Moscow emerged from a strict lockdown Tuesday with the city government citing a slowdown in the coronavirus outbreak and critics expressing concerns over the potential for a new wave of infections in the Russian capital.
As of Tuesday, Moscow residents are no longer required to stay at home or obtain electronic passes for traveling around the city, Mayor Sergei Sobyanin said Monday. All restrictions on taking walks, using public transportation or driving have been lifted as well.
The sudden ending of restrictions imposed in late March comes weeks before a nationwide vote on a constitutional change that would allow President Vladimir Putin to stay in power until 2036 and was condemned by Kremlin critics as premature and politically motivated.
The lifted lockdown measures not only permitted Moscow residents to move about, but allowed beauty parlors to reopen Tuesday. Outdoor terraces of cafes and restaurants, as well as museums and dental clinics, are set to open on June 16. Kindergartens, gyms and indoor spaces of cafes and restaurants will be allowed to operate starting June 23.
“The fight isn’t over yet,” Sobyanin said in a video address Monday. “Nevertheless, I would like to congratulate you on our common victory and a big step towards returning to a full-fledged life.”
Under the lockdown the city government imposed in late March, all nonessential businesses were closed and residents were only allowed to go out to shop at nearby stores and pharmacies, visit doctors and walk their dogs. Sobyanin had since eased some of the restrictions, reopening industrial plants and construction sites in mid-May and non-food retailers June 1.
Two weeks ago, the mayor extended Moscow’s stay-at-home order until June 14 and said in an interview that it was too early to talk about reopening hair salons, gyms and other facilities at a time when city health officials were registering 2,000-3,000 new virus cases a day.
Opposition activists linked Sobyanin’s decision to ease the terms of the lockdown to the upcoming plebiscite on constitutional amendments proposed by Putin. The vote is scheduled for July 1, and early voting starts on June 25.
“Sobyanin has been consistently tightening the lockdown in Moscow, to the point of absurdity – (requiring) jogging in masks, taking walks on schedule,” Kira Yarmysh, the spokeswoman for opposition politician Alexei Navalny, tweeted on Monday. “And now, in a moment, (he) dropped it all. How much must Putin want the vote if the 20-million city in one day lifts all (restrictions) that were being developed for 2.5 months.”
Kremlin spokesman Dmitry Peskov on Tuesday rejected the idea that lifting the lockdown in Moscow was premature.
“The head of each region makes the decision (on virus restrictions) based on expert assessment,” Peskov told reporters.
In recent weeks, the officially reported daily number of new coronavirus infections in Moscow has dropped from over 6,000 to under 2,000. Several doctors in Moscow hospitals interviewed by The Associated Press said they have been seeing signs the outbreak is receding, such as fewer hospital admissions and more free beds. Some were preparing to shut down coronavirus wards and go back to their normal routines.
“We have started feeling a relief in the second half of May,” Dr. Anton Rodionov, who has been treating coronavirus patients at the Moscow-based Sechenov Medical University hospital, told the AP. “But it doesn’t mean that the problem in Moscow has been entirely resolved. We shouldn’t rush to the other extreme.”

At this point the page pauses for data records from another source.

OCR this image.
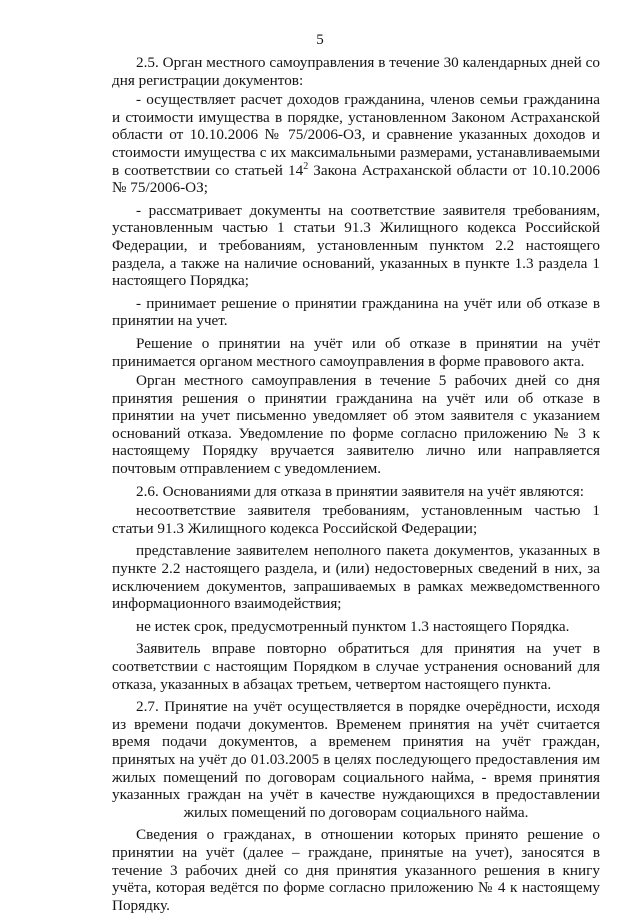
5

2.5. Орган местного самоуправления в течение 30 календарных дней со дня регистрации документов:

- осуществляет расчет доходов гражданина, членов семьи гражданина и стоимости имущества в порядке, установленном Законом Астраханской области от 10.10.2006 № 75/2006-ОЗ, и сравнение указанных доходов и стоимости имущества с их максимальными размерами, устанавливаемыми в соответствии со статьей $14^2$ Закона Астраханской области от 10.10.2006 № 75/2006-ОЗ;

- рассматривает документы на соответствие заявителя требованиям, установленным частью 1 статьи 91.3 Жилищного кодекса Российской Федерации, и требованиям, установленным пунктом 2.2 настоящего раздела, а также на наличие оснований, указанных в пункте 1.3 раздела 1 настоящего Порядка;

- принимает решение о принятии гражданина на учёт или об отказе в принятии на учет.

Решение о принятии на учёт или об отказе в принятии на учёт принимается органом местного самоуправления в форме правового акта.

Орган местного самоуправления в течение 5 рабочих дней со дня принятия решения о принятии гражданина на учёт или об отказе в принятии на учет письменно уведомляет об этом заявителя с указанием оснований отказа. Уведомление по форме согласно приложению № 3 к настоящему Порядку вручается заявителю лично или направляется почтовым отправлением с уведомлением.

2.6. Основаниями для отказа в принятии заявителя на учёт являются:

несоответствие заявителя требованиям, установленным частью 1 статьи 91.3 Жилищного кодекса Российской Федерации;

представление заявителем неполного пакета документов, указанных в пункте 2.2 настоящего раздела, и (или) недостоверных сведений в них, за исключением документов, запрашиваемых в рамках межведомственного информационного взаимодействия;

не истек срок, предусмотренный пунктом 1.3 настоящего Порядка.

Заявитель вправе повторно обратиться для принятия на учет в соответствии с настоящим Порядком в случае устранения оснований для отказа, указанных в абзацах третьем, четвертом настоящего пункта.

2.7. Принятие на учёт осуществляется в порядке очерёдности, исходя из времени подачи документов. Временем принятия на учёт считается время подачи документов, а временем принятия на учёт граждан, принятых на учёт до 01.03.2005 в целях последующего предоставления им жилых помещений по договорам социального найма, - время принятия указанных граждан на учёт в качестве нуждающихся в предоставлении жилых помещений по договорам социального найма.

Сведения о гражданах, в отношении которых принято решение о принятии на учёт (далее – граждане, принятые на учет), заносятся в течение 3 рабочих дней со дня принятия указанного решения в книгу учёта, которая ведётся по форме согласно приложению № 4 к настоящему Порядку.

Dr. Anastasiya Vasilyeva of the Alliance of Doctors union called the lifting of restrictions “appalling” in a tweet Monday and said it would lead to “an explosion of infections among everyone who was self-isolating.”
“Crowds of people will venture to the cinemas, out in the streets, will travel to the regions,” Vasilyeva wrote. “I’m really scared for the regions.”
Outside of Moscow, which currently accounts for a little over 40% of Russia’s 485,000 confirmed virus cases, infections have been growing. The daily number of new virus cases reported outside the Russian capital exceeded 7,000 on Tuesday, compared to a little over 6,000 two weeks ago.
“It’s all shifting out into the regions,” many of which don’t have hospitals as well-equipped and personnel as well-trained as in Moscow, Virginia Commonwealth University Professor Judy Twigg, a senior associate at the Center for Strategic and International Studies, said. “From the very beginning, everybody has been saying that the disaster is when this moves out into the regions.”